Unfortunately, the last two centuries have shown us that the problem with electing representatives to govern us in a parliament is that first we have to hold a contest for power before we can supposedly come together again to be governed by the winners. It’s very difficult then to agree with Paul that we should be ‘subject to the authority because of conscience’ when a few days previously we might have voted, according to our conscience, for a totally different vision of how our country should be run.

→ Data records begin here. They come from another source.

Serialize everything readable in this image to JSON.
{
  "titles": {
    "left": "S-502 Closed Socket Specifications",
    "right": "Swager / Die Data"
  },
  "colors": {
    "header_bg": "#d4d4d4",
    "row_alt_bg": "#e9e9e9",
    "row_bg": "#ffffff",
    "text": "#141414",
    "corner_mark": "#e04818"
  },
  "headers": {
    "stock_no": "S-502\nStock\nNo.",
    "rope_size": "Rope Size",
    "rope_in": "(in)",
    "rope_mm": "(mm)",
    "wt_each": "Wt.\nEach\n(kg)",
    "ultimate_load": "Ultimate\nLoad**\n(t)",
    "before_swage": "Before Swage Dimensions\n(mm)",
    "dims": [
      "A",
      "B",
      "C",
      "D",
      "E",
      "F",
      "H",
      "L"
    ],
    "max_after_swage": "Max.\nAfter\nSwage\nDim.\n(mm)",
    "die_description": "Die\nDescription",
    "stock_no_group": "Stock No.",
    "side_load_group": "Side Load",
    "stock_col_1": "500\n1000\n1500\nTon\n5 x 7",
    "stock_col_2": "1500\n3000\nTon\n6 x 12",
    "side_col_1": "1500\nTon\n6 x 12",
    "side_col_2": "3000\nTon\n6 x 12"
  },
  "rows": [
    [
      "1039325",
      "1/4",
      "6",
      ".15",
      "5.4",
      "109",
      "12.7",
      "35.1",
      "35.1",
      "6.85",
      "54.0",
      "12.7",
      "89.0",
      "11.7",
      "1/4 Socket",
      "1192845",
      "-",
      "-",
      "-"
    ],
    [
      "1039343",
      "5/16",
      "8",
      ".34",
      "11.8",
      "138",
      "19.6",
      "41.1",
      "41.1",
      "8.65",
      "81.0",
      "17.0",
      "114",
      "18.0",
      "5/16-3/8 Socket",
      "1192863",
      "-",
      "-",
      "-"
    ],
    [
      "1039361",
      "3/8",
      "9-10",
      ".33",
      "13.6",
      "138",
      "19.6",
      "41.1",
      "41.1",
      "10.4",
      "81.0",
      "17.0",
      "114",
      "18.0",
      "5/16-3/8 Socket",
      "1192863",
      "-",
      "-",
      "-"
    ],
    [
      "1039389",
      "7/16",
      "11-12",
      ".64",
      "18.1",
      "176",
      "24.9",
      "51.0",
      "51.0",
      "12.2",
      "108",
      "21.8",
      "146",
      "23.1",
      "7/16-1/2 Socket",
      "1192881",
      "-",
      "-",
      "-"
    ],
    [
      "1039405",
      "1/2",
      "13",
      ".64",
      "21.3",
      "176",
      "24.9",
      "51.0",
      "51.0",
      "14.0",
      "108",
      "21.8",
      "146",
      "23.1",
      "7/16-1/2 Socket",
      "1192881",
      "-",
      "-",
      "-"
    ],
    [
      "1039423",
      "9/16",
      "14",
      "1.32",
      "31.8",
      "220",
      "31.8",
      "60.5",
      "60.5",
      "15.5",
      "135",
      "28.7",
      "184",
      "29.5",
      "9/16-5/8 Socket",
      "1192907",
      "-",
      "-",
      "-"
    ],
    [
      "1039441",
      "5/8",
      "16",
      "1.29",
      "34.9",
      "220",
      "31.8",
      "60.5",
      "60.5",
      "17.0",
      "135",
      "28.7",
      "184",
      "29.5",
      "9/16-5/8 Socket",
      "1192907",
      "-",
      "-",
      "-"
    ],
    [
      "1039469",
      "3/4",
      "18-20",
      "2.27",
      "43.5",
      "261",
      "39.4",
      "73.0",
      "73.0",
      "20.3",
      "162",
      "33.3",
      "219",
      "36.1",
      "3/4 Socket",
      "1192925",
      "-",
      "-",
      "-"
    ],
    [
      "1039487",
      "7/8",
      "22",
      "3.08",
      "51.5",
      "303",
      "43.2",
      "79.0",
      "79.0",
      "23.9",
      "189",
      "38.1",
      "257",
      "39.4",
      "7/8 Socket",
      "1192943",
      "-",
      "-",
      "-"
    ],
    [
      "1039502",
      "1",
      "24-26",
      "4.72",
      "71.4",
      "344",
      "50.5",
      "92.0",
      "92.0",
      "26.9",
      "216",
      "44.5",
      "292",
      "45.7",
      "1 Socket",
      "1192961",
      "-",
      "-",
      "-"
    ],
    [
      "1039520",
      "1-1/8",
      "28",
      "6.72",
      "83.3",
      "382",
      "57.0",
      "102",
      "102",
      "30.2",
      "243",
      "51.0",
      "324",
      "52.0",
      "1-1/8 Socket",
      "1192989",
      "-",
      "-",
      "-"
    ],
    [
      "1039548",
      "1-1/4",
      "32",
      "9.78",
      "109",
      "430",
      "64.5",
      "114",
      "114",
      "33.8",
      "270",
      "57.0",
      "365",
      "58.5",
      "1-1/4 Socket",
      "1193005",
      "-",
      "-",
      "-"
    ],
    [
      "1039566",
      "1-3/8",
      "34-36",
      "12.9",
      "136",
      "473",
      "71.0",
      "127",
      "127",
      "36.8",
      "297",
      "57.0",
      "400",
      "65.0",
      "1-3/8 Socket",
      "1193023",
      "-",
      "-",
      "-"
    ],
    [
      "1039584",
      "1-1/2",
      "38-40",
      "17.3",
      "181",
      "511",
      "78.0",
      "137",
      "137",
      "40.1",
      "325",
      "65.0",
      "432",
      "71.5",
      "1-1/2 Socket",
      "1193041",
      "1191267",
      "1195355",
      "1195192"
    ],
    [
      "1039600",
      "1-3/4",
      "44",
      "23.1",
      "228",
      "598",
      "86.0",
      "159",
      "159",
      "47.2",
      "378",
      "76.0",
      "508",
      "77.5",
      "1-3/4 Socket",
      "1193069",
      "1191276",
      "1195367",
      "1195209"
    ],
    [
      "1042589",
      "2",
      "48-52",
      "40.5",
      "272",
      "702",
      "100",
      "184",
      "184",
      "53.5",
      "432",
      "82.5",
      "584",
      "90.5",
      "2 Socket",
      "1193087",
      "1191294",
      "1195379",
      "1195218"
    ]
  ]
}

That’s the problem which the followers of Bernie Sanders have have in reconciling themselves to Hillary Clinton in the race to become US President. It’s the problem which followers of Jeremy Corbyn have in imagining someone else leading the Labour Party, and - although it wasn’t a Parliamentary vote - it’s the problem which Remainers have after the Referendum. Even Paul says that, while we have to pay our taxes, we need only honour and respect those to whom honour and respect are due.
The Twentieth Century has also shown us once and for all that countries or governments can never be absolutely sovereign. Of course, Bodin never said that they could be. He argued that God was the absolute sovereign and everyone has to answer to him. But he also said that the Law is sovereign - that there are some laws which are so fundamental that no sovereign power can ever be allowed to overturn them.
Hermann Goering’s defence, at his trial in Nuremburg after World War II, was that the government in Germany had been elected and could therefore do as it liked. No one bought the argument. He was sentenced to death for crimes against humanity.
This is the ground where Jesus confronts Pilate, who wants to know whether Jesus claims to be the King of the Jews. Jesus’ reply is that he is sovereign, but he’s sovereign of more than just one nation or even of all people, alive and dead. He’s the sovereign of something far more absolute, far more fundamental. He’s the final arbiter of truth, the one who decides whether any of us - be we high and mighty or humble and lowly - have done the right thing. Everyone who belongs to the truth must listen to him. They owe their ultimate allegiance to him as their sovereign and lord. Amen.